By Sylvain Godin | OSJ Staff
The Senators caught many people off guard with Saturday’s healthy scratch of rookie centre Logan Brown. Brown had played the previous game and the club explanation was, “It's a back to back and he needs rest.” That doesn’t pass the smell test one bit. There is no way a 21-year-old needs to have a ‘break’ on a “back-to-back”, short of an injury. If we're to take Coach Smith’s word on it, he’s not injured or, at least, there was no mention of it. So, one must assume that this means he isn’t happy with Brown’s work ethic, progress or production. What I want to show in this article is who this player is to the Senators, what they expect him to be, and what he's actually been so far during his entry-level contract with the team.
Who is Logan Brown?
Brown is a 21-year-old center, a left shot, stands at 6’6”, and weighs 227 pounds. His entry-level contract is set to expire at the end of the 2021 hockey year. Brown is a dual citizen (US/Canadian). His father is Jeff Brown (some of you would know him very well as a former Ottawa 67s coach. Brown also played in the NHL; drafted by Quebec and played for several teams, finishing off with the Caps). The younger Brown played in the OHL with the Windsor Spitfires before being traded to the Kitchener Rangers in 2017-18. He also played twice for Team USA at the World Juniors. In this time, his best year was in his 2015-16 campaign, where he amassed 74 points in 59 games. (21 goals, 53 assists). Due to injuries, Brown's point production hasn't been where it could be. In his one year in the AHL, he netted 42 points (14-28) in 56 games. It’s safe to say that Logan really isn’t a scorer; he’s more a playmaker.

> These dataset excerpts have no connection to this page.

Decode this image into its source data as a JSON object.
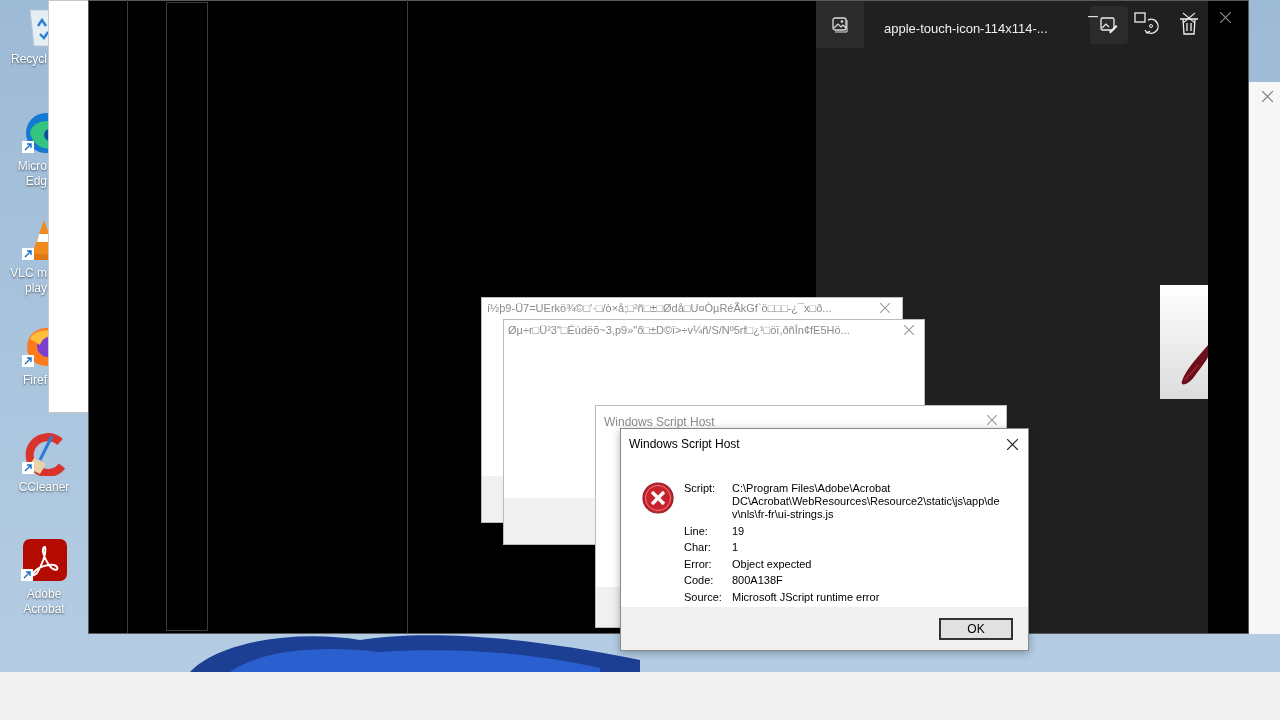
{
  "desktop": {
    "icons": [
      {
        "kind": "recycle",
        "label_lines": [
          "Recycl"
        ]
      },
      {
        "kind": "edge",
        "label_lines": [
          "Micro",
          "Edg"
        ]
      },
      {
        "kind": "vlc",
        "label_lines": [
          "VLC m",
          "play"
        ]
      },
      {
        "kind": "firefox",
        "label_lines": [
          "Firef"
        ]
      },
      {
        "kind": "ccleaner",
        "label_lines": [
          "CCleaner"
        ]
      },
      {
        "kind": "acrobat",
        "label_lines": [
          "Adobe",
          "Acrobat"
        ]
      }
    ]
  },
  "photos_viewer": {
    "title": "apple-touch-icon-114x114-..."
  },
  "background_dialogs": [
    {
      "title": "í½þ9-Ü7=UErkö¾©□'·□/ò×å;□²ñ□±□Ødå□U¤ÒµRéÃkGf`ö□□□-¿¯x□ð..."
    },
    {
      "title": "Øµ÷r□Ü²3\"□Éúdëõ~3,p9»\"ő□±D©ï>÷v¼ñ/S/Nº5rf□¿¹□öï,ðñÎn¢fE5Hö..."
    }
  ],
  "inactive_dialog": {
    "title": "Windows Script Host"
  },
  "error_dialog": {
    "title": "Windows Script Host",
    "fields": [
      {
        "label": "Script:",
        "value": "C:\\Program Files\\Adobe\\Acrobat DC\\Acrobat\\WebResources\\Resource2\\static\\js\\app\\dev\\nls\\fr-fr\\ui-strings.js"
      },
      {
        "label": "Line:",
        "value": "19"
      },
      {
        "label": "Char:",
        "value": "1"
      },
      {
        "label": "Error:",
        "value": "Object expected"
      },
      {
        "label": "Code:",
        "value": "800A138F"
      },
      {
        "label": "Source:",
        "value": "Microsoft JScript runtime error"
      }
    ],
    "buttons": [
      "OK"
    ]
  }
}
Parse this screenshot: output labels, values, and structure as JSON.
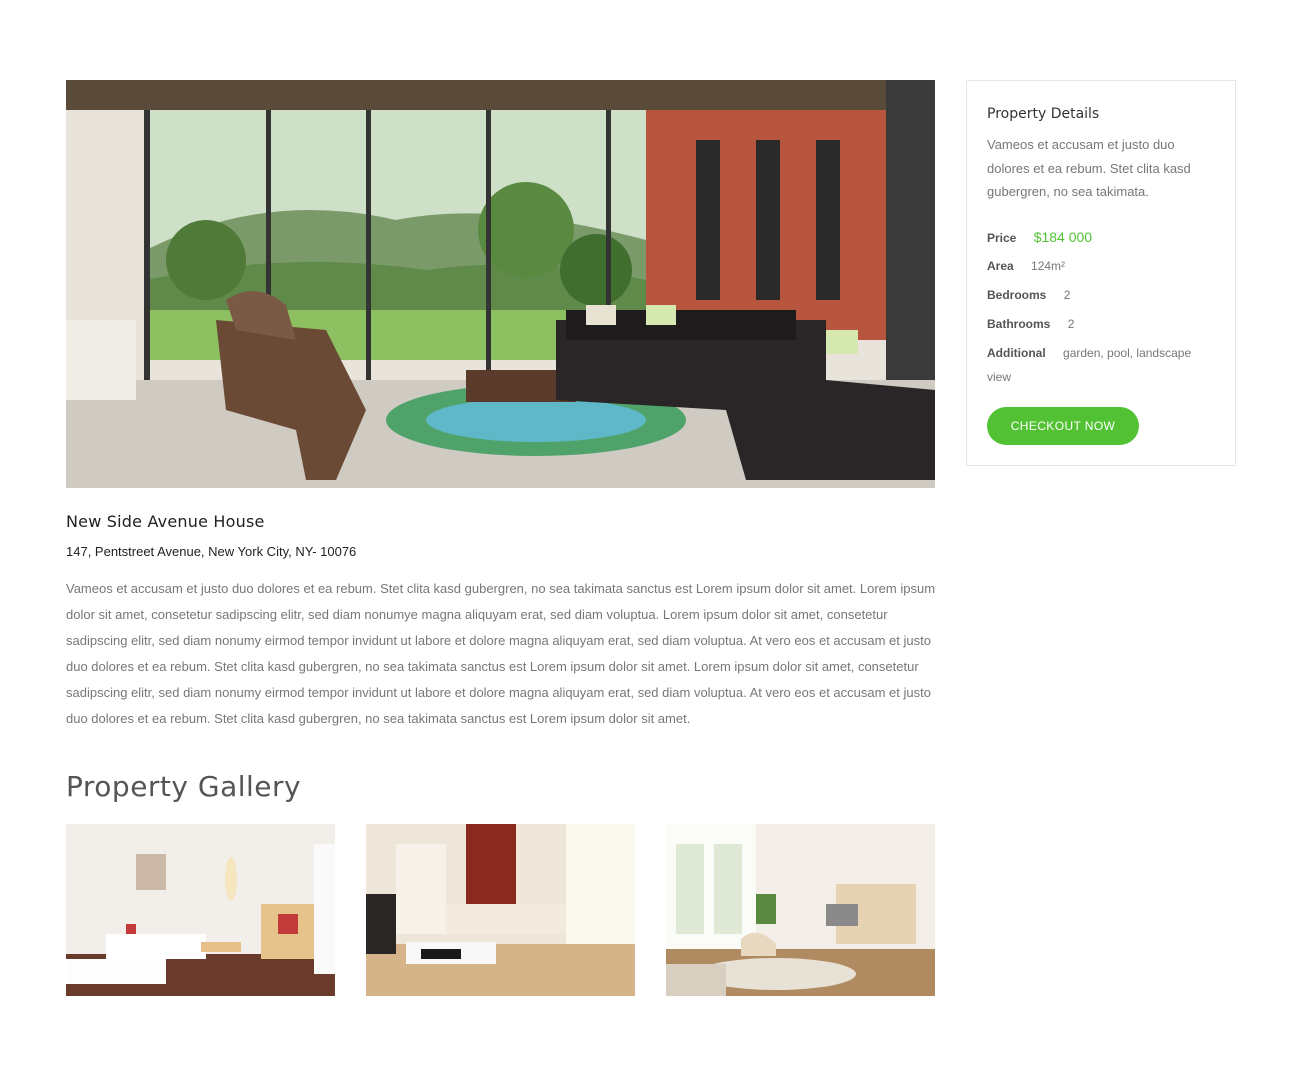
{
  "property": {
    "title": "New Side Avenue House",
    "address": "147, Pentstreet Avenue, New York City, NY- 10076",
    "description": "Vameos et accusam et justo duo dolores et ea rebum. Stet clita kasd gubergren, no sea takimata sanctus est Lorem ipsum dolor sit amet. Lorem ipsum dolor sit amet, consetetur sadipscing elitr, sed diam nonumye magna aliquyam erat, sed diam voluptua. Lorem ipsum dolor sit amet, consetetur sadipscing elitr, sed diam nonumy eirmod tempor invidunt ut labore et dolore magna aliquyam erat, sed diam voluptua. At vero eos et accusam et justo duo dolores et ea rebum. Stet clita kasd gubergren, no sea takimata sanctus est Lorem ipsum dolor sit amet. Lorem ipsum dolor sit amet, consetetur sadipscing elitr, sed diam nonumy eirmod tempor invidunt ut labore et dolore magna aliquyam erat, sed diam voluptua. At vero eos et accusam et justo duo dolores et ea rebum. Stet clita kasd gubergren, no sea takimata sanctus est Lorem ipsum dolor sit amet."
  },
  "gallery": {
    "title": "Property Gallery"
  },
  "details": {
    "title": "Property Details",
    "description": "Vameos et accusam et justo duo dolores et ea rebum. Stet clita kasd gubergren, no sea takimata.",
    "specs": {
      "price_label": "Price",
      "price_value": "$184 000",
      "area_label": "Area",
      "area_value": "124m²",
      "bedrooms_label": "Bedrooms",
      "bedrooms_value": "2",
      "bathrooms_label": "Bathrooms",
      "bathrooms_value": "2",
      "additional_label": "Additional",
      "additional_value": "garden, pool, landscape view"
    },
    "checkout_label": "CHECKOUT NOW"
  },
  "colors": {
    "accent": "#52c234",
    "heading": "#222222",
    "body_text": "#777777"
  }
}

Why did the Senators draft him in the first round?
The following excerpt comes from eliteprospects.com, as well as the above statistics given: “Brown is a huge center who excels at both ends of the ice. He can be dominant in the offensive zone but takes care of his own end as well. His large frame is key to his success as he uses his body to shield his puck and his reach to keep it off other players' sticks. He is not overly physical for a player his size but will finish every check and battle down low very effectively. He has a good shot with a pro-like release as well as good creativity and maturity when passing the puck.“ In essence, you’re looking, in layman’s terms, at a 200-foot player who's more offensive than defensive and doesn’t use his body as well as he could. Again, he’s a playmaker more than a scorer and that’s fine; a playmaker 1C is exactly what you want so that your snipers on the wings are set up properly.
How has Brown fared in the NHL?
Brown has played a whopping 18 games in the NHL. This is, and I must stress, a minuscule sampling size. But what is curious is the length of time that he has stayed up in the first two years: 4 and 2 games. It is obvious that Brown has not yet impressed the coaches in Ottawa, not enough to warrant much of a look. They quickly figured he needed more development in either in the OHL or AHL to develop his game. Let us remember, however, that Brown had to contend with former Sens' head coach Guy Boucher, who essentially gave his veterans far more leeway no matter what kind of crappy game they had. Brown had to blow expectations out of the water, and he was nowhere near there. (Brown had one whole point in the two years he was up for Boucher: an assist.) So, with a team that was always trying to ‘win now’, the prospects of cracking the lineup were dim, to say the least.
But now, this is a full rebuild year. They started tearing things down last year by trading Erik Karlsson, Matt Duchene, Mark Stone and Ryan Dzingel. Duchene's exit alone should have been a prime opportunity for Brown to at least crack the lineup; he never did. Brown played his two games after the trade of Duchene to Columbus (February 22nd) and was promptly sent back on Chris Tierney, Zack Smith and Tom Pyatt; let's be honest, that's not the most elite line of centermen to have to beat out. This year, Brown has made it to twelve games before being told he was going to be a healthy scratch. His points line is 1 goal, 5 assists for 6 points in 12 games, at a -1 rating. Brown was injured for a couple of games so assuming he stays healthy and plays the rest of the games left (55 games as of this writing), a 30 point season isn’t too much of a reach. For your first season in the NHL, 30 points isn’t terrible.
What can we take out of this?
Honestly, Brown is a 21-year-old kid that needs to play and go through a full year in the NHL to understand the speed and the requirements to play in the league. While I am starting to view him far less than a 1C and more of a decent 2-3C, let’s understand that he’s still completely new at this. However, I’m a bit puzzled by Smith's decision making. Brown was replaced by JC Beaudin, who’s played 14 games already and has all of one assist. It may be that, right now, Brown just can’t slot in due to other centers on the team, but this should be far less of an issue come the trade deadline. We could see a lot of movement, freeing up space for Brown and some of the kids in Belleville.
Time will tell how Brown is going to develop, but there is no need to push the panic button just yet. He’s playing decently and one still needs to wonder if his surprise scratch from the lineup was more due to a lingering issue with his previous injury than anything else. Consider me reserved in my judgement of DJ’s choice to scratch Brown, and skeptical of the reason given.